Fonte Original: A citação provém provavelmente das crónicas ou ensaios de Miguel Esteves Cardoso, embora a fonte específica não esteja identificada. É representativa do seu pensamento crítico sobre política e sociedade, comum nas suas colunas em jornais como 'Público' e em livros de crónicas.

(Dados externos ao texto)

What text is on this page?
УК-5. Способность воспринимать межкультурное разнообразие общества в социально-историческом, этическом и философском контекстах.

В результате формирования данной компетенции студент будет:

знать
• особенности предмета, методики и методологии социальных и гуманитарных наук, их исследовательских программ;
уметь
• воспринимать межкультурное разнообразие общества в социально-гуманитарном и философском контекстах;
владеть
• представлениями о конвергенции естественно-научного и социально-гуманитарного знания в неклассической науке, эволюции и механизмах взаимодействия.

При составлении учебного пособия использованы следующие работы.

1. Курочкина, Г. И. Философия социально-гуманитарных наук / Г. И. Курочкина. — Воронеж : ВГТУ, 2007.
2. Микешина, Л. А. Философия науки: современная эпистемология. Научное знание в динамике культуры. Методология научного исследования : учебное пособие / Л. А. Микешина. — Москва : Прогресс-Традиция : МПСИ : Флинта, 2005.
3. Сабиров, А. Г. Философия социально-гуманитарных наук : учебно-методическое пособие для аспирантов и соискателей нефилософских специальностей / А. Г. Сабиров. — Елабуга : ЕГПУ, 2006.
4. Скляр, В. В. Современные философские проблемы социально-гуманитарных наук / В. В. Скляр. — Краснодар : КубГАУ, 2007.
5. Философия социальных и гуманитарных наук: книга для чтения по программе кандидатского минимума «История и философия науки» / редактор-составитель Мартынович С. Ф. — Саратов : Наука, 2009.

Citação Original: Tanto as revoluções como as contra-revoluções são feitas por pessoas manientas e autoritárias que têm um «modelo» de homem que querem impor aos outros. É preciso não esquecer que as revoluções e as contra-revoluções, por muito «glamour» jamesdeaniano que possam ter nos primeiros dias, são feitas para tomar o poder e mandar nas pessoas.

Exemplos de Uso

  • Esta citação aplica-se perfeitamente aos movimentos populistas contemporâneos que, independentemente do espectro político, prometem salvação nacional através da imposição das suas visões exclusivas.
  • Na análise de revoluções digitais ou tecnológicas, podemos observar como certos líderes prometem liberdade mas acabam por criar novos monopólios e formas de controlo.
  • Os debates sobre 'cancel culture' e movimentos de purificação ideológica ilustram como grupos aparentemente progressistas podem adotar métodos autoritários semelhantes aos que criticam.

Variações e Sinônimos

  • Quem faz a revolução quer fazer a contra-revolução
  • O poder corrompe, o poder absoluto corrompe absolutamente
  • De revolucionário a ditador há apenas um passo
  • Todos os extremos se tocam
  • A estrada do inferno está pavimentada com boas intenções

Curiosidades

Miguel Esteves Cardoso, além de cronista, é também tradutor de obras fundamentais como 'O Grande Gatsby' de F. Scott Fitzgerald, demonstrando a sua profunda ligação à cultura anglo-saxónica que se reflete na referência a James Dean nesta citação.

Perguntas Frequentes

O que significa 'glamour jamesdeaniano' na citação?
Refere-se à imagem rebelde, sedutora e aparentemente libertadora que James Dean representava no cinema, que Cardoso usa como metáfora para o apelo superficial inicial dos movimentos revolucionários.
Esta citação é contra todas as revoluções?
Não é necessariamente contra todas as mudanças, mas é uma crítica específica às revoluções que pretendem impor um modelo único de sociedade através de métodos autoritários, alertando para os riscos de substituir uma tirania por outra.
Por que é relevante estudar esta citação hoje?
Porque ajuda a desenvolver pensamento crítico face a movimentos políticos radicais contemporâneos, incentivando a questionar retóricas salvacionistas e a valorizar modelos políticos que respeitem a pluralidade e a liberdade individual.
Miguel Esteves Cardoso é pessimista em relação à política?
Mais do que pessimista, é cético e crítico, defendendo uma visão que valoriza a liberdade individual, o humor como ferramenta de análise e a rejeição de dogmatismos de qualquer espécie.